The invincibility of a no-nonsense smell
by Bob & Jorja Feldman
From the November, 2018 issue
A striped skunk strolled leisurely across our neighbor's backyard, clearly a stroller without fear. "Skunks," says Adam Ferguson, have "confidence without arrogance." Ferguson is a collection manager with the Field Museum of Natural History and a biologist with particular expertise in skunks.
Skunks reign over their immediate surroundings, paying little or no attention to any other creature. Ferguson muses that they expect others to understand who they are and what they can do. He attributes skunk-car collisions to this species' misplaced confidence that a motor vehicle will, like an animal, yield the right of way once it sees who it is dealing with.
If threatened, a striped skunk will raise its white tipped tail in warning then arch its back and slide backwards. That behavior signals it's time for others to move away! The penultimate step is the skunk contorting itself into a U shape so its eyes and its fully loaded anal glands are both facing the threat. It will spray only as a last resort, however-it takes days for its metabolism to generate more spray, and it is defenseless in the interim.
One of our images shows the skunk that walked so nonchalantly through our neighbor's backyard. It was taken from a distance. The other shows Stinky Pete, a de-scented education ambassador at the Creature Conservancy.

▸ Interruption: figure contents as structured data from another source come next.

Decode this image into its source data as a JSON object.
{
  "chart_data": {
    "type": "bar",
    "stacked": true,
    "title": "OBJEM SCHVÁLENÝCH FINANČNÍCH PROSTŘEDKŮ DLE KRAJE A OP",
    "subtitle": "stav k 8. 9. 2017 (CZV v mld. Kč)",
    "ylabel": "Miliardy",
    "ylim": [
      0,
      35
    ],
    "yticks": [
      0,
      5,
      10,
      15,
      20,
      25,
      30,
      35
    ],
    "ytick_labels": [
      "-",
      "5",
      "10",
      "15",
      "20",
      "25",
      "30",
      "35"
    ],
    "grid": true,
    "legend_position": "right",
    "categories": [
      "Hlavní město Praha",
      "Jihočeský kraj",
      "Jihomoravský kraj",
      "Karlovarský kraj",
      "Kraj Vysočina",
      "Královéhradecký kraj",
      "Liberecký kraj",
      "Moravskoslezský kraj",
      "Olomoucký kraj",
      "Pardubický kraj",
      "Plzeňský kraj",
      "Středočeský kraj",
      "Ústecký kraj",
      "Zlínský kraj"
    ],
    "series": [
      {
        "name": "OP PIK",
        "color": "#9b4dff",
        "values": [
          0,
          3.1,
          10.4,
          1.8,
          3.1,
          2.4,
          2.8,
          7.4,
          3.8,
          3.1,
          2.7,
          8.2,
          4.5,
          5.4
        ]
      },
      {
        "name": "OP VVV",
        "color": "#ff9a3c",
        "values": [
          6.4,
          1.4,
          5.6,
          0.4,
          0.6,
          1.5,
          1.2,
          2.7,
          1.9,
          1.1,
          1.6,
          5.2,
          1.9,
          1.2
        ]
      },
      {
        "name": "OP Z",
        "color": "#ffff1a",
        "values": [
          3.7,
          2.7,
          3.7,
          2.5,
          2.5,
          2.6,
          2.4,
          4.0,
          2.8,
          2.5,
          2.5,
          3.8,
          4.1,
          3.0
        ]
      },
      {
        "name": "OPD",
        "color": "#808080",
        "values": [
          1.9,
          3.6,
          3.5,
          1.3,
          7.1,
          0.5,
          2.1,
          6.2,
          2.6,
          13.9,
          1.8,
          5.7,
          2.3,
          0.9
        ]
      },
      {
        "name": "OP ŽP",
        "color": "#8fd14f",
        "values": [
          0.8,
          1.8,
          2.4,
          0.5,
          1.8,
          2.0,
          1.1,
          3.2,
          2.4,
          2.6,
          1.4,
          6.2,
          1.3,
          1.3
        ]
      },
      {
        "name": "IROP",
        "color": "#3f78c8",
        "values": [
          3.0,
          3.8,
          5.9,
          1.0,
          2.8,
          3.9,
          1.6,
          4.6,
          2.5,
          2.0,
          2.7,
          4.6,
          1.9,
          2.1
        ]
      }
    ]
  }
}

Our wild skunk's stripes do not extend all the way down its back; Pete's do. But these different markings do not indicate separate species: both are striped skunks, the only skunk species found in southeastern Michigan.
According to the scientific literature, skunks favor housing created by others, such as abandoned woodchuck burrows. The experience of Scott Purr, the owner of Critter Control of Ann Arbor, is that skunks like to do their own burrowing under decks and sheds. Purr told us that woodchuck burrow entrances are bowling-ball size with dirt around them. Skunk burrow entrances are softball size and have no dirt around them. That's useful information when looking under one's
Skunks are omnivores, eating whatever is in season and available. Their diet is heavy in insects, so they are considered beneficial from a human perspective. Purr says that our local skunks' favorite food is "lawn shrimp," otherwise known as grubs.
In terms of seasonal activity, we should still be seeing them in early November, foraging for food. A good snowfall will send them into winter housing, where a number of skunks of the same sex may huddle together to keep warm. They sleep a lot and can lower their metabolism a bit but do not undergo true hibernation, and they may look outside for food if their stores of body fat run thin. They'll reemerge come February, when mating season starts. Then, Purr says, you may see as many as five or six skunks on the same property at the same time.
Skunks can be a nuisance if they try to share our housing with us or if our dogs get too curious. Like many wild animals, they can carry rabies. Aside from these issues, they are environmentally beneficial and add beauty and interest to our outdoor lives. We like to see them. But only from a distance.